This Latvian student, and holder of our nation’s highest military award – The Order of Lāčplēsis, was one of the brightest examples of self-sacrifice, by women during the Latvian War of Independence.
Elza was born into the family of a wealthy and patriotic Latvian doctor. Already as a teenager she had donated to Latvian riflemen, money which she had been saving to buy stylish new boots for herself. This gifted and educated girl discontinued her studies, and work as a teacher of mathematics, along with being a Latvian press reporter. Elza did this so she could serve as a volunteer in the women’s aid corps, together with her friends in the defense of (from The West Russian Volunteer Army or so called Bermontians) endangered Riga. During this tragic period the people of Riga witnessed the loss of several victims everyday – falling both as soldiers and civilians. This was because the Bermontians were attempting to do as much damage to Riga as possible by daily artillery shelling of the city from the opposite side of the Daugava river, which was a result of the fact that they were unable to take the city by encirclement. Elza was one of the girls, who applied for the dangerous task of bringing food to the defensive positions in the city, which were under constant fire from the enemy’s bullets and artillery. Later, other participants in the women’s aid corps remembered Elza as being one of the most energetic and helpful ladies: “She was so full of life and enthusiasm, that it seemed almost unnatural for her to feel the fear. She was not frightened either by cannonade, nor by the noise of machine-guns.”
On October 10, during a day of intense artillery fire, some of the volunteers warned Elza, that it was impossible to deliver food supplies under such dangerous conditions. Elza simply replied, that it was also impossible for soldiers to leave their positions to obtain this needed food. While performing her duty, she was severely wounded by a cannon shot. As a result both legs of the girl were crushed. On October 17, her left leg had to be amputated. In spite of this, she still felt optimistic, and dreamed of returning to a normal life and learning to walk with an artificial leg. As some witnesses later stated; in war time it is common knowledge about the lack of many necessities, especially medical supplies. This brave young woman courageously refused to take much needed medicine saying, that injured soldiers need it more. The staff and patients at the hospital were astonished by her patience and kind attitude during her suffering. During this time she did her best to hide her pain in order to avoid causing her family and friends to grieve. Just a few days before her death she whispered to her friend Biruta: “Be so kind and bend over me, so that my mommy does not see my tears.” In October 29, after meeting her beloved childhood priest, this 21 year old girl died in the hospital.

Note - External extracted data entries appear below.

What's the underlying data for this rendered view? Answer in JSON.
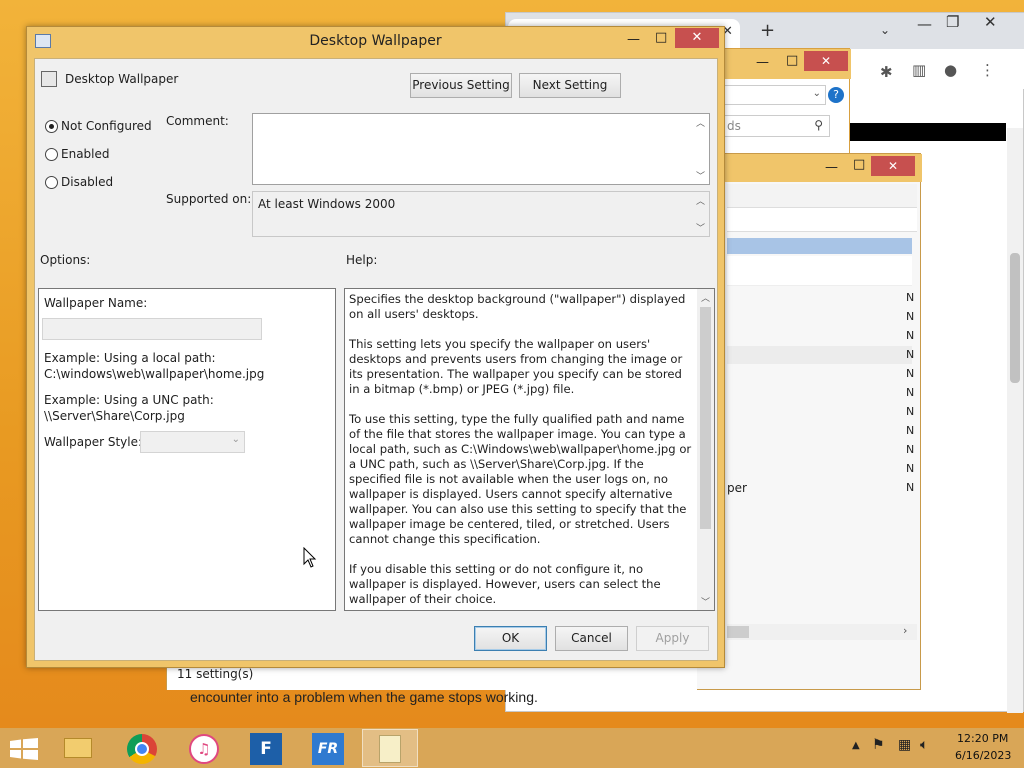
{
  "dialog": {
    "title": "Desktop Wallpaper",
    "policy_name": "Desktop Wallpaper",
    "prev_button": "Previous Setting",
    "next_button": "Next Setting",
    "radio_not_configured": "Not Configured",
    "radio_enabled": "Enabled",
    "radio_disabled": "Disabled",
    "selected_option": "Not Configured",
    "comment_label": "Comment:",
    "comment_value": "",
    "supported_label": "Supported on:",
    "supported_value": "At least Windows 2000",
    "options_label": "Options:",
    "help_label": "Help:",
    "options": {
      "wallpaper_name_label": "Wallpaper Name:",
      "wallpaper_name_value": "",
      "example_local_1": "Example: Using a local path:",
      "example_local_2": "C:\\windows\\web\\wallpaper\\home.jpg",
      "example_unc_1": "Example: Using a UNC path:",
      "example_unc_2": "\\\\Server\\Share\\Corp.jpg",
      "style_label": "Wallpaper Style:",
      "style_value": ""
    },
    "help_paragraphs": [
      "Specifies the desktop background (\"wallpaper\") displayed on all users' desktops.",
      "This setting lets you specify the wallpaper on users' desktops and prevents users from changing the image or its presentation. The wallpaper you specify can be stored in a bitmap (*.bmp) or JPEG (*.jpg) file.",
      "To use this setting, type the fully qualified path and name of the file that stores the wallpaper image. You can type a local path, such as C:\\Windows\\web\\wallpaper\\home.jpg or a UNC path, such as \\\\Server\\Share\\Corp.jpg. If the specified file is not available when the user logs on, no wallpaper is displayed. Users cannot specify alternative wallpaper. You can also use this setting to specify that the wallpaper image be centered, tiled, or stretched. Users cannot change this specification.",
      "If you disable this setting or do not configure it, no wallpaper is displayed. However, users can select the wallpaper of their choice."
    ],
    "ok_button": "OK",
    "cancel_button": "Cancel",
    "apply_button": "Apply"
  },
  "background": {
    "gpe_status": "11 setting(s)",
    "gpe_partial_item": "per",
    "gpe_state_mark": "N",
    "chrome_search_partial": "ds",
    "article_text": "encounter into a problem when the game stops working."
  },
  "taskbar": {
    "time": "12:20 PM",
    "date": "6/16/2023",
    "icons": [
      "windows-start-icon",
      "file-explorer-icon",
      "chrome-icon",
      "itunes-icon",
      "fr-app-icon",
      "fr2-app-icon",
      "notepad-icon"
    ]
  },
  "colors": {
    "desktop": "#e89a22",
    "window_frame": "#f0c56a",
    "close_button": "#c7504f",
    "taskbar": "#d9a657"
  }
}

In spite of heavy enemy artillery attacks, her funeral was held on November 2, and was attended by many people. Elza was then buried with full military honors. Her parents received a letter of personal condolence from Prime Minister, Kārlis Ulmanis, which said: “With deep sadness I received a shattering message about the death of your daughter Elza Žiglevica. The hopes of us all have been devastated; that she would recover from her serious injuries and could still be in our midst and, with her bright youthful idealism would continue to inspire all of us with her self-sacrificing work for our homeland. In the struggle for a free Latvia, she will remain as the most beautiful example of patriotic enthusiasm to be found in Latvian women. Forever, she will be a noble example of selfless love for her homeland. She will always be a heroine and source of pride for the people of Latvia.” The name of the student Elza Žiglevica is still written today on the memory desk in the hall of the University of Latvia.